The above video is an instructional video for our site, MetroSoiree, on how to use the "Videos" page
Brand activists aren't active because of their passion for a brand. In the end, they are in the game because of what they personally have to gain from that interaction. With that in mind, many companies use rewards for their loyal customers using points-based systems. Just look at your typical credit card rewards program, employee incentive programs or how SCVNGR uses game mechanics . You do some sort of activity or repetitively practice some sort of behavior and are rewarded accordingly.
I worked in a group that developed a social network that used a points-based reward system to engage its users. It had a lot of potential. Too bad it was only a school project in 2008 and we didn't pursue MetroSoiree as a serious business venture.
MetroSoiree: "The only social network that rewards you for being a member."
It started as an assignment in one of my WKU Advertising courses. Social networks were just starting to catch on and we were charged with coming up with our own niched social network. We had to come up with a detailed business plan for the network and even have a working demo. Our work would ultimately be submitted to the Knight News Challenge to hopefully receive funding.
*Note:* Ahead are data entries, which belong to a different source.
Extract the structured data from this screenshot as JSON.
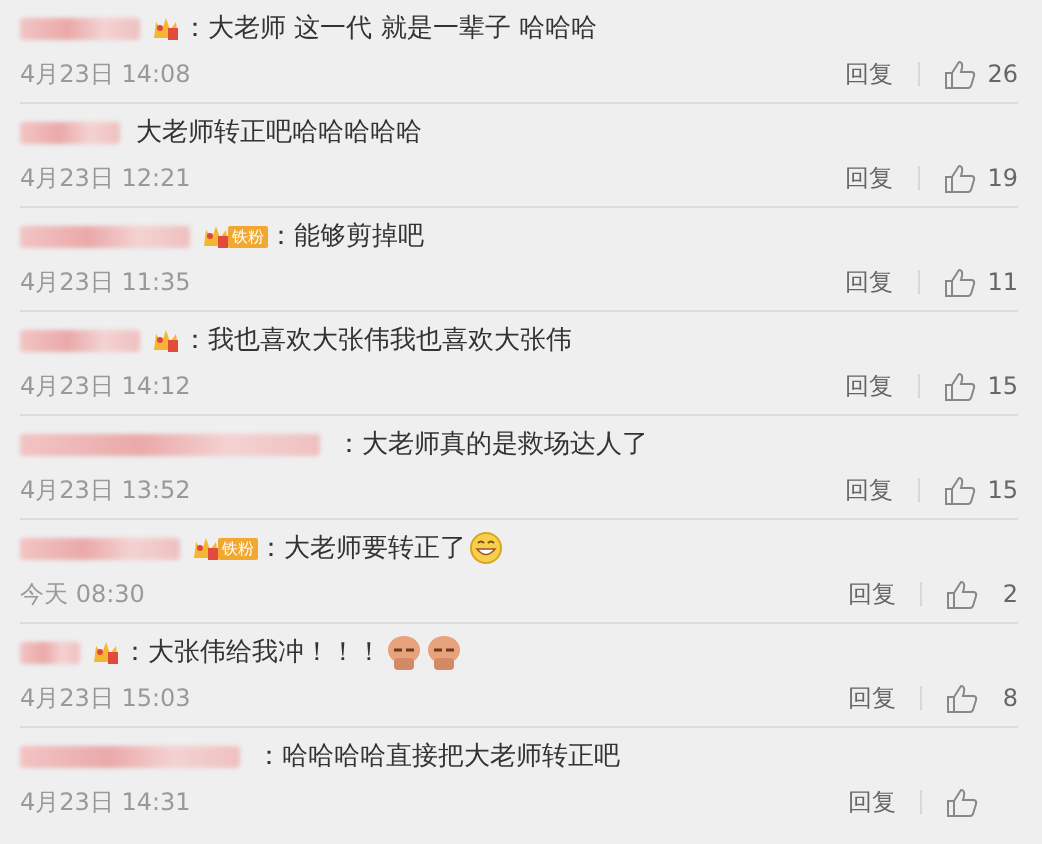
{
  "comments": [
    {
      "badge": {
        "kind": "crown"
      },
      "text": "：大老师 这一代 就是一辈子 哈哈哈",
      "time": "4月23日 14:08",
      "reply": "回复",
      "likes": "26"
    },
    {
      "text": "大老师转正吧哈哈哈哈哈",
      "time": "4月23日 12:21",
      "reply": "回复",
      "likes": "19"
    },
    {
      "badge": {
        "kind": "crown",
        "fan_label": "铁粉"
      },
      "text": "：能够剪掉吧",
      "time": "4月23日 11:35",
      "reply": "回复",
      "likes": "11"
    },
    {
      "badge": {
        "kind": "crown"
      },
      "text": "：我也喜欢大张伟我也喜欢大张伟",
      "time": "4月23日 14:12",
      "reply": "回复",
      "likes": "15"
    },
    {
      "text": "：大老师真的是救场达人了",
      "time": "4月23日 13:52",
      "reply": "回复",
      "likes": "15"
    },
    {
      "badge": {
        "kind": "crown",
        "fan_label": "铁粉"
      },
      "text": "：大老师要转正了",
      "emojis": [
        {
          "kind": "grin"
        }
      ],
      "time": "今天 08:30",
      "reply": "回复",
      "likes": "2"
    },
    {
      "badge": {
        "kind": "crown"
      },
      "text": "：大张伟给我冲！！！",
      "emojis": [
        {
          "kind": "sticker"
        },
        {
          "kind": "sticker"
        }
      ],
      "time": "4月23日 15:03",
      "reply": "回复",
      "likes": "8"
    },
    {
      "text": "：哈哈哈哈直接把大老师转正吧",
      "time": "4月23日 14:31",
      "reply": "回复"
    }
  ]
}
From there, our group gave birth to MetroSoiree, a social network targeted at young professionals in the greater Nashville area (since Music City was the closest metro area to Bowling Green, KY).
Most groups built there model sites using Ning.com as a platform. We thought that was cheap. One in our group had a best friend who was a web designer looking for ways to add to his portfolio. With an outside web developer and a gifted designer in our group, we had the tools necessary to build a fully functional social network.
So what was MetroSoiree?
It was a social network that rewarded its participants for doing tasks outside of the internet. We would let businesses leverage our traffic to host deals. Our "icon" was a yellow briefcase, which was an item people had to find on their nights out on the town in Nashville. If they found the yellow briefcase, they had the opportunity to earn more points from coupons and codes within the briefcase. How did one know where the yellow briefcase was? They had to go on the site and find out where it was going to be on a given weekend.
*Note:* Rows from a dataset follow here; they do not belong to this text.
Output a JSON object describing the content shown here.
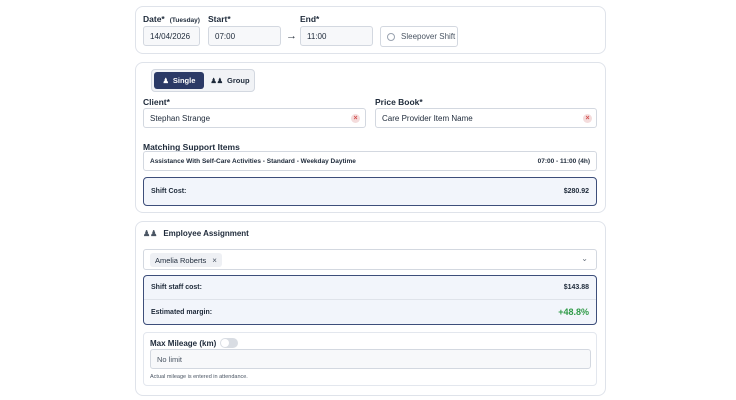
{
  "shift_time": {
    "date_label": "Date*",
    "day_label": "(Tuesday)",
    "date_value": "14/04/2026",
    "start_label": "Start*",
    "start_value": "07:00",
    "end_label": "End*",
    "end_value": "11:00",
    "sleepover_label": "Sleepover Shift"
  },
  "mode_toggle": {
    "single_label": "Single",
    "group_label": "Group",
    "selected": "Single"
  },
  "client": {
    "label": "Client*",
    "value": "Stephan Strange"
  },
  "price_book": {
    "label": "Price Book*",
    "value": "Care Provider Item Name"
  },
  "support_items": {
    "title": "Matching Support Items",
    "items": [
      {
        "name": "Assistance With Self-Care Activities - Standard - Weekday Daytime",
        "time": "07:00 - 11:00 (4h)"
      }
    ]
  },
  "shift_cost": {
    "label": "Shift Cost:",
    "value": "$280.92"
  },
  "employee_assignment": {
    "title": "Employee Assignment",
    "selected_employee": "Amelia Roberts",
    "staff_cost_label": "Shift staff cost:",
    "staff_cost_value": "$143.88",
    "margin_label": "Estimated margin:",
    "margin_value": "+48.8%"
  },
  "mileage": {
    "label": "Max Mileage (km)",
    "enabled": false,
    "placeholder": "No limit",
    "help_text": "Actual mileage is entered in attendance."
  },
  "colors": {
    "primary": "#2b3a66",
    "success": "#2f9a47",
    "danger": "#d14b4b"
  }
}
Points were not only earned from obtaining a coupon code from finding the yellow briefcase (a pre-geolocation version of checking in). You also earned points from activities on the site. Users could upload videos of their nights out on the town, tips for people new to the city, and even participating in Q&A on discussion boards. Those points would then be redeemed for items in an online store, supplied by brand sponsors.
The site was basically like Groupon, SCVNGR and Facebook rolled up into one hybrid experience. In a month's time, we gathered around 100 members and made $60 off of an AdWords account (which is how we compensated our web developer). We even laid out future plans to roll out similar sites for other metro areas as it grew.
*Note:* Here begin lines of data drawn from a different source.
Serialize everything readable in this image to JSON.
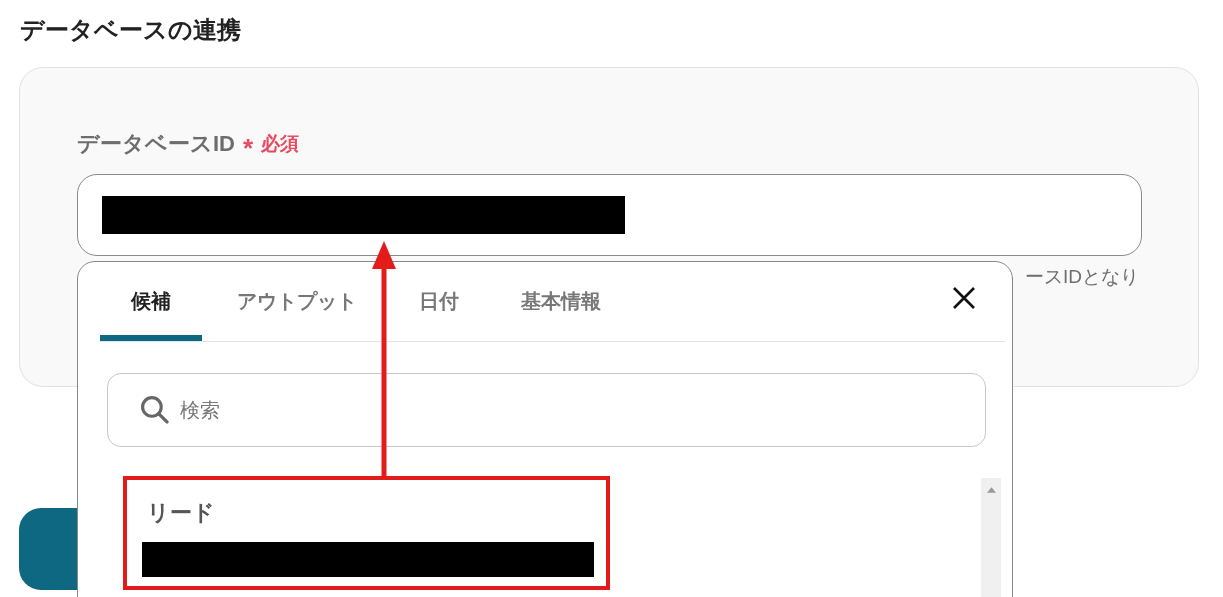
{
  "section_title": "データベースの連携",
  "field": {
    "label": "データベースID",
    "required_mark": "*",
    "required_label": "必須",
    "hint": "ースIDとなり"
  },
  "popup": {
    "tabs": [
      {
        "label": "候補",
        "selected": true
      },
      {
        "label": "アウトプット",
        "selected": false
      },
      {
        "label": "日付",
        "selected": false
      },
      {
        "label": "基本情報",
        "selected": false
      }
    ],
    "search": {
      "placeholder": "検索"
    },
    "items": [
      {
        "title": "リード"
      }
    ]
  }
}
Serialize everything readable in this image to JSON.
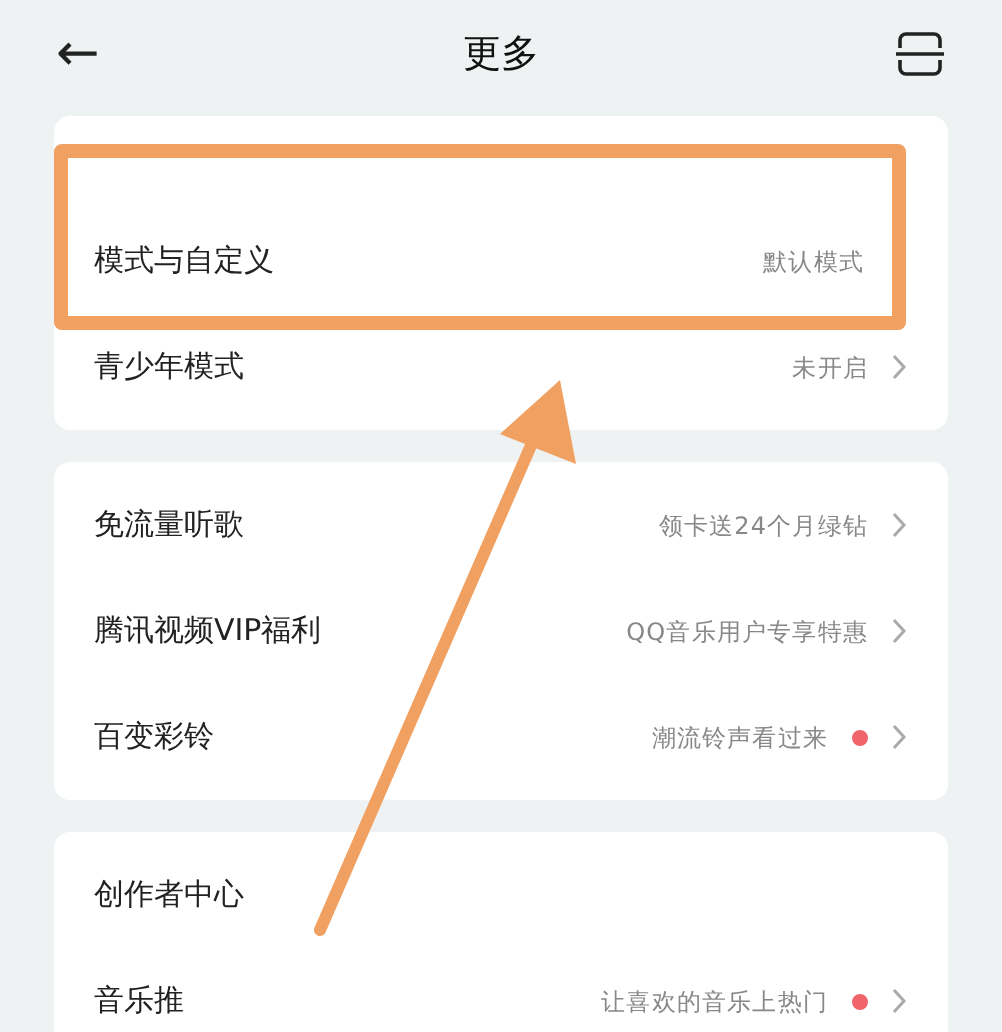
{
  "header": {
    "back": "←",
    "title": "更多"
  },
  "groups": [
    {
      "items": [
        {
          "label": "模式与自定义",
          "value": "默认模式",
          "chevron": false,
          "dot": false,
          "highlighted": true
        },
        {
          "label": "青少年模式",
          "value": "未开启",
          "chevron": true,
          "dot": false,
          "highlighted": false
        }
      ]
    },
    {
      "items": [
        {
          "label": "免流量听歌",
          "value": "领卡送24个月绿钻",
          "chevron": true,
          "dot": false,
          "highlighted": false
        },
        {
          "label": "腾讯视频VIP福利",
          "value": "QQ音乐用户专享特惠",
          "chevron": true,
          "dot": false,
          "highlighted": false
        },
        {
          "label": "百变彩铃",
          "value": "潮流铃声看过来",
          "chevron": true,
          "dot": true,
          "highlighted": false
        }
      ]
    },
    {
      "items": [
        {
          "label": "创作者中心",
          "value": "",
          "chevron": false,
          "dot": false,
          "highlighted": false
        },
        {
          "label": "音乐推",
          "value": "让喜欢的音乐上热门",
          "chevron": true,
          "dot": true,
          "highlighted": false
        }
      ]
    }
  ]
}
Unfortunately we didn't receive grant funding. The idea was a few years ahead of its time without the solid mobile technology to enhance the potential user experience. I wonder how that result would change today?
NOTE: The idea for the Yellow Briefcase came from the fact that our video camera came in a yellow case. We had to make a video teaser for our idea before working on it. We just shot random footage and then the idea came from creating this video, believe it or not. It's four minutes of your life you'll never get back.
And before you get any ideas, we did get the MetroSoiree idea copyrighted and still own the URL, so don't get any funny ideas.